I'd suggest against hiding such info from the player. IMO it's better to make the game like chess, with complicated interactions that are nevertheless completely visible, than it is to hide things from the player that are going on under the hood. In this case, that could mean having an accessible list of factions with indications of their loyalties or happinesses and faction agendas, and indications of faction popularity on individual systems or planets or in the empire. If a faction is going to form a rebellion, there should be a strong indication to the player that this is possible and how likely it is and some indication of why it's as likely as it is and what the player can do to change things and make it less likely (or make it more likely for other players).
IMO, that's where the espionage aspects of the game come in. If you want everything to be transparent, you'll have to invest in a spy network that will make it possible.
Not at all. Like Geoff, I just think that the socio political part of the game could use a bit more attention. If you think how complex the tech / ship design/ combat sections of most space 4X's are and then compare them to the diplomacy / internal politics / culture parts it's kind of sad. I can see the latter category being much more involving that it usually is.
I most definitely concur! ^_^
Previously I've never been interested in the spying aspect of the game. I used diplomacy only to limit the number of enemies to a manageable number. Games that increase the necessity of those aspects of the game without making them enjoyable and involving just get on my nerves. I end up getting so frustrated. Especially when the "secret to victory" is taking advantage of the boring, simplistic aspects of the game.
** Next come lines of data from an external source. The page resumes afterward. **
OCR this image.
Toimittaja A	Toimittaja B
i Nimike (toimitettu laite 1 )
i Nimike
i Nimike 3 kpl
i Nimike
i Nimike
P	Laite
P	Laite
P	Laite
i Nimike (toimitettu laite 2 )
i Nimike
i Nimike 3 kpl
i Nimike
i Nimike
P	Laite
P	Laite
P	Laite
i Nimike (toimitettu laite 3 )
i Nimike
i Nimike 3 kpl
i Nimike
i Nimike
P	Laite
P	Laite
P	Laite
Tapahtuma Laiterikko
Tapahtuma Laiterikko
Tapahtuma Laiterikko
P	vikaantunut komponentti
I think one thing we have to remember is that we're competing with the visual satisfaction of watching your ships blow the other ships to bits. It shouldn't be a matter of controlling costs -- it should be a constant tug of war. We need ground
to move on.
oh? Surely a small tightly-contained entity is much more efficient than a hulking behemoth? Organizational principles can be applied to limit the increasing inefficiency, but the only real defense is partitionining the enterprise, be it an icecream shop or interstellar empire, into highly autonomous chunks.
Tell that to McDonalds. From the realism VP, large organisations are able to mass-produce their products -- and when it comes to administrative costs -- a "size 10" organisation pays considerably less than two "size 5" organisations. The main problem comes from "breakaways", which in McDonald's case is controlled by its franchise nature -- it's a lot of small businesses cashing in on the efficiency of a centralised, established system. (A nation-level organisation similar to the franchise might be the European Union.)
I'm sorry, there's a lot of information in this thread and I'm still trying to digest it all. I'll have to come back later so I can work out what I like/dislike about solidcordon's model.